Many economists now predict that the economic damage from the Sept. 11 attacks that destroyed the twin towers of the World Trade Center in New York and heavily damaged parts of the Pentagon will virtually guarantee a recession this year.
Bush said a united Congress and a determined people can face the future with confidence.
''They brought down a symbol of American prosperity but they could not touch its source,'' Bush said.
The president acknowledged, however, that the attack caused severe economic damage.
''The economy has had a shock,'' Bush said.
Bush's focus next week will remain on war planning, coalition-building, bolstering the nation's shaky economy and rallying Americans behind the war effort.
He meets early in the week with prime ministers of Canada and Japan. Aides say they're tentatively planning a presidential trip outside Washington for later in the week; it would be his first since Sept. 11. Early planning calls for Bush to discuss the economic consequences of the attacks, aides say.
More than 100,000 workers have been laid off in the airline industry, thousands more fear for their jobs, many companies are struggling to stay afloat and the tourist, hotel and restaurant industries are struggling.
Bush also noted that many Americans have seen the value of their stocks plummet. The wave of selling that hit Wall Street this week caused the Dow industrial index to register its biggest one-week point decline in history.

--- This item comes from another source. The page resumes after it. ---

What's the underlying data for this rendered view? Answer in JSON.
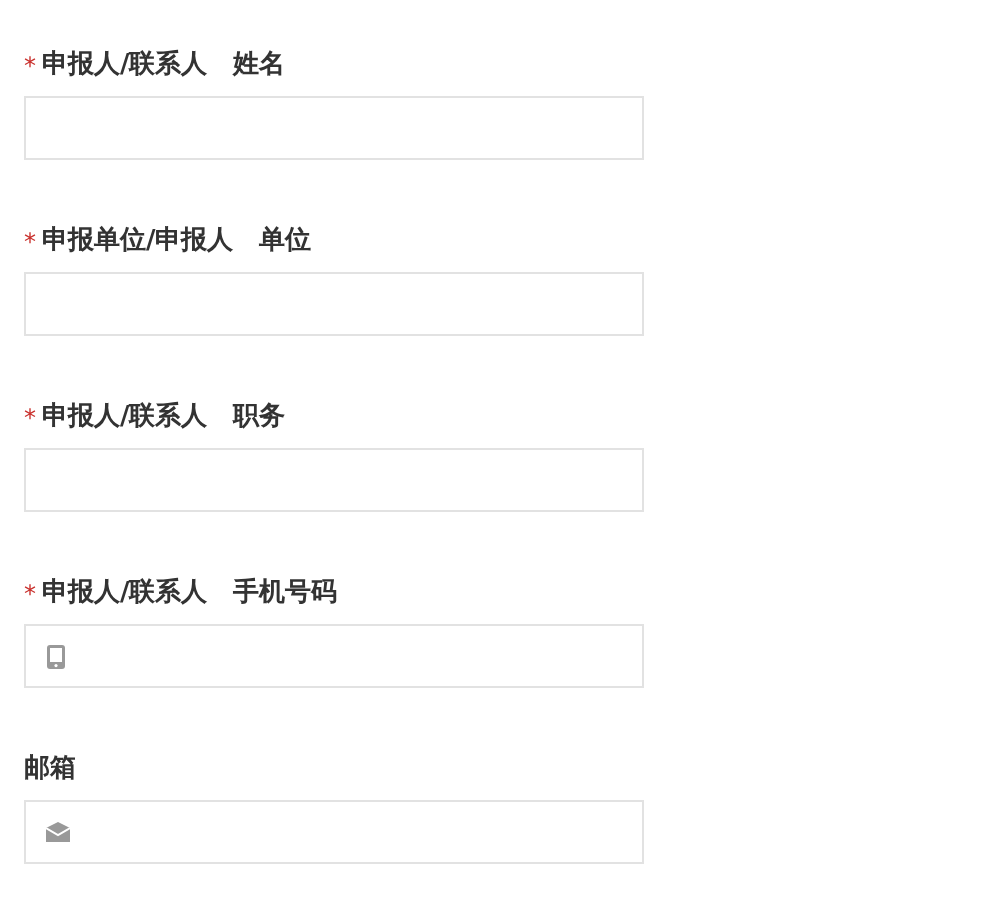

''Yet for all these challenges, the American economy is fundamentally strong,'' Bush said. ''We have the best-educated, most productive work force in the world. Our factories produce more goods, and a broader variety of goods, than any country in the world.''
Tax relief and action by the Federal Reserve Board to cut interest rates have bolstered economic prospects, Bush asserted, adding that energy prices have remained steady and are now lower than they were last spring.
He said members of Congress are working together to help the economy.
House minority leader Dick Gephardt of Missouri agreed, pledging his party's best efforts to provide economic relief in the aftermath of the attack and to mount an effective military campaign ''to bring our enemies to justice.''
''There is no room for partisanship here,'' Gephardt said as he delivered the Democratic radio address.
Bush said progress is already being made. He cited agreement by the administration and Congress to deliver emergency aid to airlines.
''This will help the airlines maintain short-term stability as they work toward long-term viability for the benefit of all the workers and companies that depend on air travel.''
Bush said the American traveler can also be assured that a tough new security program is being put in place at airports and on airplanes.